The CIPC sincerely apologizes for the inconvenienced caused by the e-mail sent in error to compliant entities and wishes to advise the companies and close corporations that have complied with the BO filing requirements to ignore the notice erroneously emailed.

However, the CIPC is urging the companies, external companies and close corporations that have not filed BO information to do so within 7 business days of receipt of the e-mail notice.

Notice 58 of 2024

Notice to accounting officers of close corporations

This notice is issued in terms of Section 188(2)(b), read with Regulation 4 of the Companies Act 71 of 2008, as amended, in conjunction with Regulations 1A(2) and 3 of the Close Corporations Administrative Regulations, as amended.

In addition to the Accounting Officer Report that a Close Corporation must include with their annual financial statements as a result of a reporting engagement with its Accounting Officer in terms of Sections 62(1) and 62(2) of the Close Corporations Act 69 of 1984 (“the CC Act”), Accounting Officers are prescribed further statutory reporting duties under the CC Act.

The Commission has noted that the Accounting Officers of Close Corporations are not complying with their further mandatory reporting duties as required by Section 62(3) of the CC Act. The Commission is not receiving the Section 62(3) reports as prescribed for the reporting of certain disclosure contraventions or certain indicators in the annual financial statements of Close Corporations. It was further noted that the Accounting Officers also fail to adhere to the stipulated time commitments for reporting these matters to the Commission.

In terms of Section 62(3) of the CC Act, the Accounting Officer of a Close Corporation is obligated and therefore must report certain matters forthwith, namely immediately, without delay or as soon as is reasonably possible under the circumstances, to the Commission. After reporting such matters and finding in any subsequent financial statements that the situation has changed or been rectified, the Accounting Officer may report to the Commission accordingly. Accounting Officers are therefore not obliged to submit Section 62(4) reports to the Commission but has the discretion to submit such a report if they deem it appropriate under the circumstances.

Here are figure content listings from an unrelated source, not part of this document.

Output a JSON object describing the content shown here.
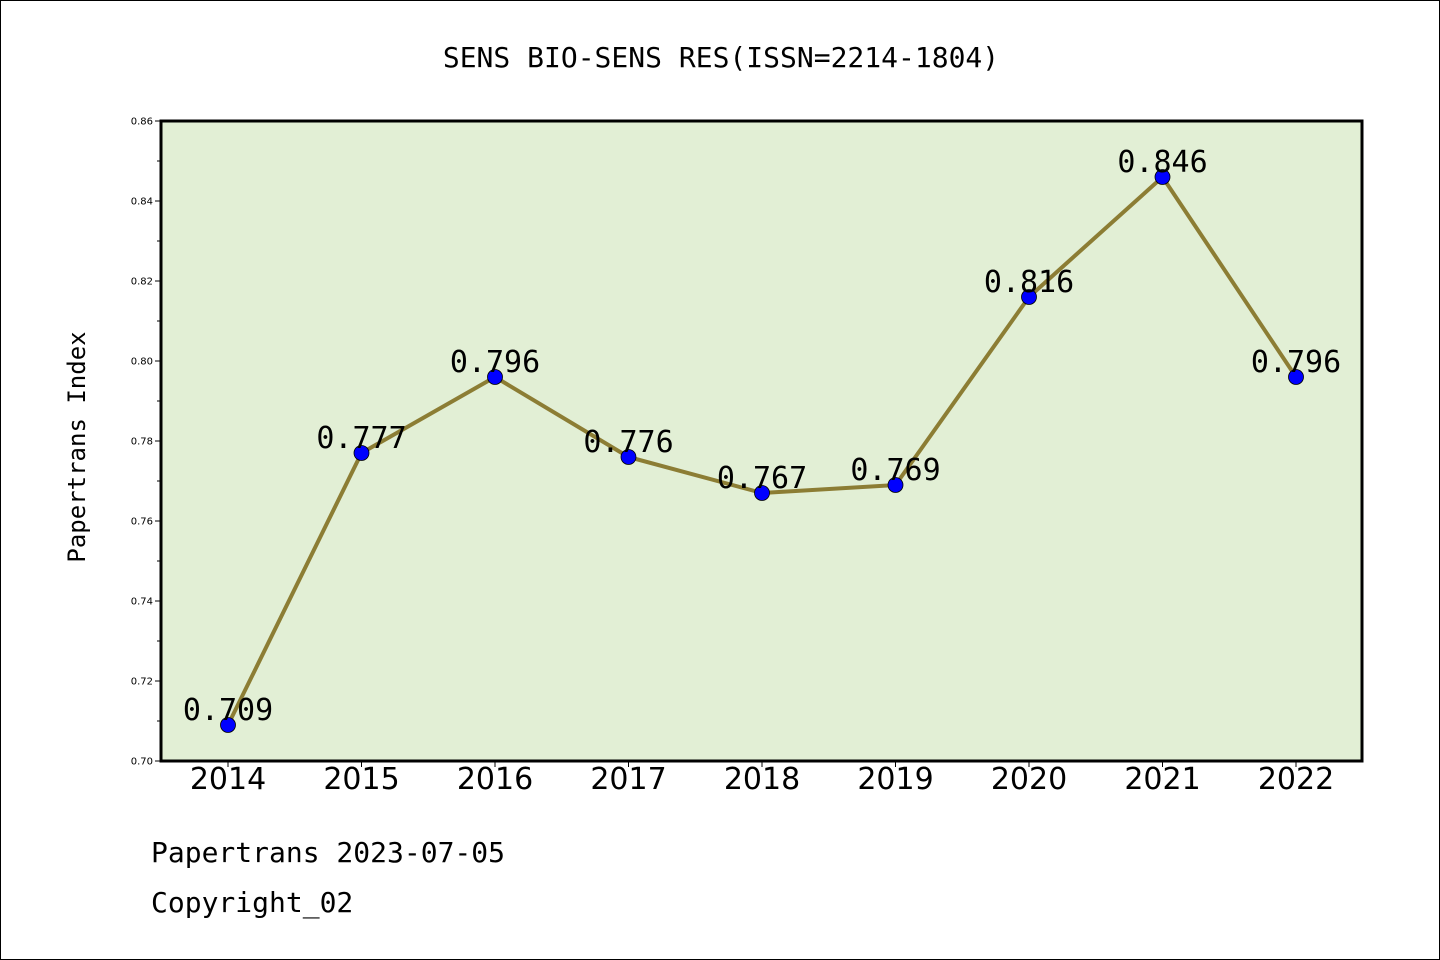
{
  "chart_data": {
    "type": "line",
    "title": "SENS BIO-SENS RES(ISSN=2214-1804)",
    "xlabel": "",
    "ylabel": "Papertrans Index",
    "categories": [
      "2014",
      "2015",
      "2016",
      "2017",
      "2018",
      "2019",
      "2020",
      "2021",
      "2022"
    ],
    "series": [
      {
        "values": [
          0.709,
          0.777,
          0.796,
          0.776,
          0.767,
          0.769,
          0.816,
          0.846,
          0.796
        ]
      }
    ],
    "data_labels": [
      "0.709",
      "0.777",
      "0.796",
      "0.776",
      "0.767",
      "0.769",
      "0.816",
      "0.846",
      "0.796"
    ],
    "ylim": [
      0.7,
      0.86
    ],
    "yticks": [
      "0.70",
      "0.72",
      "0.74",
      "0.76",
      "0.78",
      "0.80",
      "0.82",
      "0.84",
      "0.86"
    ],
    "grid": false,
    "colors": {
      "plot_background": "#e2efd5",
      "line": "#8c7d34",
      "marker": "#0000ff"
    }
  },
  "footer": {
    "date_line": "Papertrans 2023-07-05",
    "copyright": "Copyright_02"
  }
}
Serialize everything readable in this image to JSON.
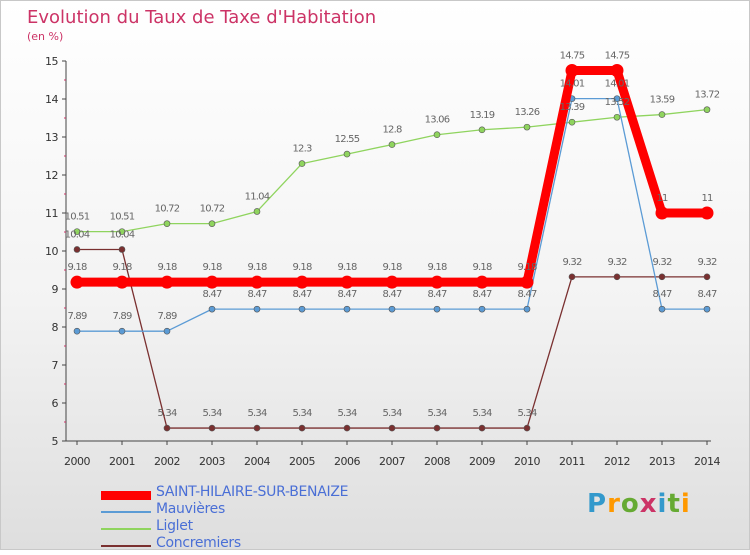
{
  "chart_data": {
    "type": "line",
    "title": "Evolution du Taux de Taxe d'Habitation",
    "ylabel": "(en %)",
    "xlabel": "",
    "x": [
      "2000",
      "2001",
      "2002",
      "2003",
      "2004",
      "2005",
      "2006",
      "2007",
      "2008",
      "2009",
      "2010",
      "2011",
      "2012",
      "2013",
      "2014"
    ],
    "ylim": [
      5,
      15
    ],
    "yticks": [
      "5",
      "6",
      "7",
      "8",
      "9",
      "10",
      "11",
      "12",
      "13",
      "14",
      "15"
    ],
    "series": [
      {
        "name": "SAINT-HILAIRE-SUR-BENAIZE",
        "color": "#ff0000",
        "values": [
          9.18,
          9.18,
          9.18,
          9.18,
          9.18,
          9.18,
          9.18,
          9.18,
          9.18,
          9.18,
          9.18,
          14.75,
          14.75,
          11,
          11
        ],
        "labels": [
          "9.18",
          "9.18",
          "9.18",
          "9.18",
          "9.18",
          "9.18",
          "9.18",
          "9.18",
          "9.18",
          "9.18",
          "9.18",
          "14.75",
          "14.75",
          "11",
          "11"
        ]
      },
      {
        "name": "Mauvières",
        "color": "#5b9bd5",
        "values": [
          7.89,
          7.89,
          7.89,
          8.47,
          8.47,
          8.47,
          8.47,
          8.47,
          8.47,
          8.47,
          8.47,
          14.01,
          14.01,
          8.47,
          8.47
        ],
        "labels": [
          "7.89",
          "7.89",
          "7.89",
          "8.47",
          "8.47",
          "8.47",
          "8.47",
          "8.47",
          "8.47",
          "8.47",
          "8.47",
          "14.01",
          "14.01",
          "8.47",
          "8.47"
        ]
      },
      {
        "name": "Liglet",
        "color": "#8fd45e",
        "values": [
          10.51,
          10.51,
          10.72,
          10.72,
          11.04,
          12.3,
          12.55,
          12.8,
          13.06,
          13.19,
          13.26,
          13.39,
          13.52,
          13.59,
          13.72
        ],
        "labels": [
          "10.51",
          "10.51",
          "10.72",
          "10.72",
          "11.04",
          "12.3",
          "12.55",
          "12.8",
          "13.06",
          "13.19",
          "13.26",
          "13.39",
          "13.52",
          "13.59",
          "13.72"
        ]
      },
      {
        "name": "Concremiers",
        "color": "#7a3030",
        "values": [
          10.04,
          10.04,
          5.34,
          5.34,
          5.34,
          5.34,
          5.34,
          5.34,
          5.34,
          5.34,
          5.34,
          9.32,
          9.32,
          9.32,
          9.32
        ],
        "labels": [
          "10.04",
          "10.04",
          "5.34",
          "5.34",
          "5.34",
          "5.34",
          "5.34",
          "5.34",
          "5.34",
          "5.34",
          "5.34",
          "9.32",
          "9.32",
          "9.32",
          "9.32"
        ]
      }
    ]
  },
  "logo": {
    "text": "Proxiti",
    "colors": [
      "#3399cc",
      "#ff9900",
      "#66aa33",
      "#cc3366",
      "#3399cc",
      "#66aa33",
      "#ff9900"
    ]
  }
}
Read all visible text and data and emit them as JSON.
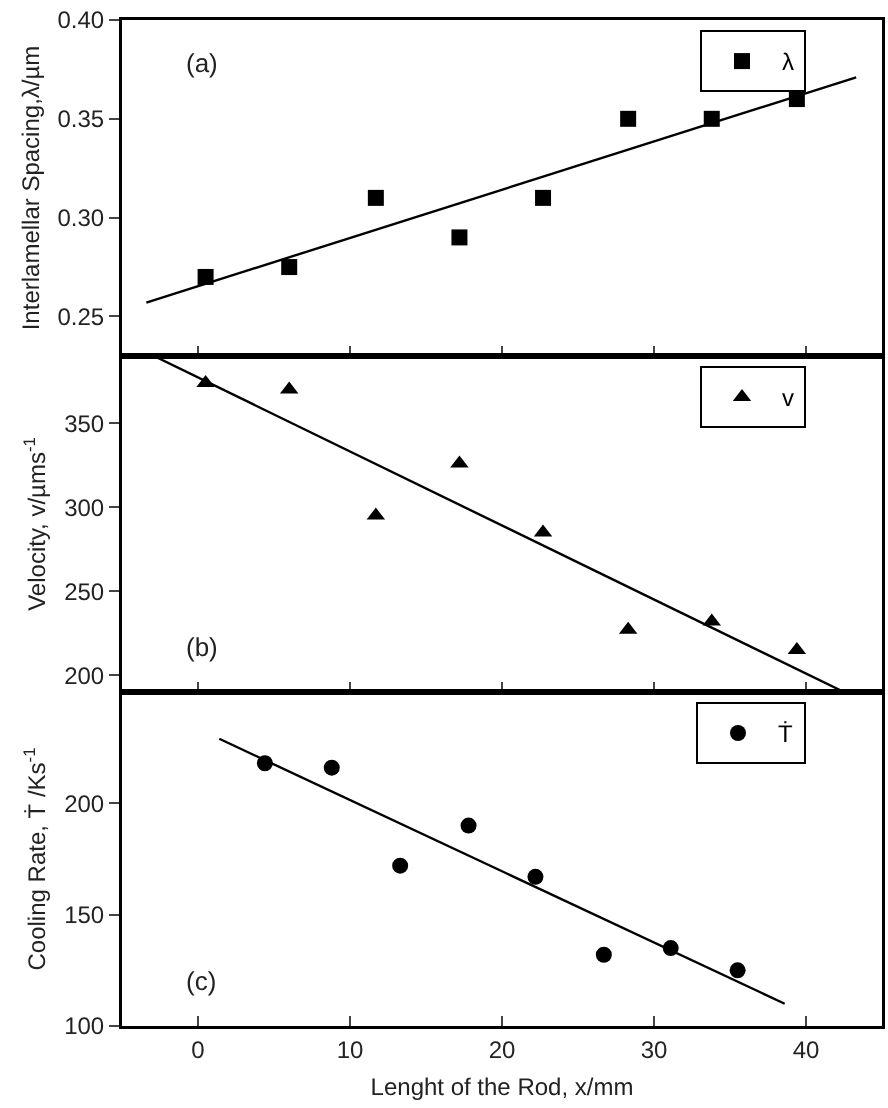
{
  "chart_data": [
    {
      "type": "scatter",
      "ylabel": "Interlamellar Spacing,λ/µm",
      "annotations": [
        "(a)"
      ],
      "xlim": [
        -5,
        45
      ],
      "xticks": [
        0,
        10,
        20,
        30,
        40
      ],
      "ylim": [
        0.23,
        0.4
      ],
      "yticks": [
        {
          "value": 0.25,
          "label": "0.25"
        },
        {
          "value": 0.3,
          "label": "0.30"
        },
        {
          "value": 0.35,
          "label": "0.35"
        },
        {
          "value": 0.4,
          "label": "0.40"
        }
      ],
      "tick_labels": "y",
      "legend": "top right",
      "grid": false,
      "series": [
        {
          "name": "λ",
          "marker": "square",
          "color": "#000000",
          "x": [
            0.5,
            6,
            11.7,
            17.2,
            22.7,
            28.3,
            33.8,
            39.4
          ],
          "values": [
            0.27,
            0.275,
            0.31,
            0.29,
            0.31,
            0.35,
            0.35,
            0.36
          ]
        },
        {
          "type": "line",
          "color": "#000000",
          "x": [
            -3.4,
            43.3
          ],
          "values": [
            0.257,
            0.371
          ]
        }
      ]
    },
    {
      "type": "scatter",
      "ylabel": "Velocity, v/µms$^{-1}$",
      "annotations": [
        "(b)"
      ],
      "xlim": [
        -5,
        45
      ],
      "xticks": [
        0,
        10,
        20,
        30,
        40
      ],
      "ylim": [
        190,
        390
      ],
      "yticks": [
        200,
        250,
        300,
        350
      ],
      "tick_labels": "y",
      "legend": "top right",
      "grid": false,
      "series": [
        {
          "name": "v",
          "marker": "triangle",
          "color": "#000000",
          "x": [
            0.5,
            6,
            11.7,
            17.2,
            22.7,
            28.3,
            33.8,
            39.4
          ],
          "values": [
            374,
            370,
            295,
            326,
            285,
            227,
            232,
            215
          ]
        },
        {
          "type": "line",
          "color": "#000000",
          "x": [
            -2.9,
            42.5
          ],
          "values": [
            390,
            190
          ]
        }
      ]
    },
    {
      "type": "scatter",
      "xlabel": "Lenght of the Rod, x/mm",
      "ylabel": "Cooling Rate, Ṫ /Ks$^{-1}$",
      "annotations": [
        "(c)"
      ],
      "xlim": [
        -5,
        45
      ],
      "xticks": [
        0,
        10,
        20,
        30,
        40
      ],
      "ylim": [
        100,
        250
      ],
      "yticks": [
        100,
        150,
        200
      ],
      "legend": "top right",
      "grid": false,
      "series": [
        {
          "name": "Ṫ",
          "marker": "circle",
          "color": "#000000",
          "x": [
            4.4,
            8.8,
            13.3,
            17.8,
            22.2,
            26.7,
            31.1,
            35.5
          ],
          "values": [
            218,
            216,
            172,
            190,
            167,
            132,
            135,
            125
          ]
        },
        {
          "type": "line",
          "color": "#000000",
          "x": [
            1.4,
            38.6
          ],
          "values": [
            229,
            110
          ]
        }
      ]
    }
  ]
}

In this regard the Commission hereby advise that a dedicated e-mail address has been set up for the purpose of receiving the Section 62(3) and Section 62(4) Reports i.e., – s62report@cipc.co.za

We have attached a “Practice Guideline” for ease of reference and in support of our urgent request for compliance in this regard.

It is imperative that all Accounting Officers of Close Corporations adhere to and comply with the afore-stated provisions. Failure to comply will result in a contravention under the CC Act, the Companies Act and Regulations as amended, and possible enforcement actions.

Your continued co-operation in assisting us in successfully and optimally exercising our mandate with regards to S62(3) reporting is greatly appreciated.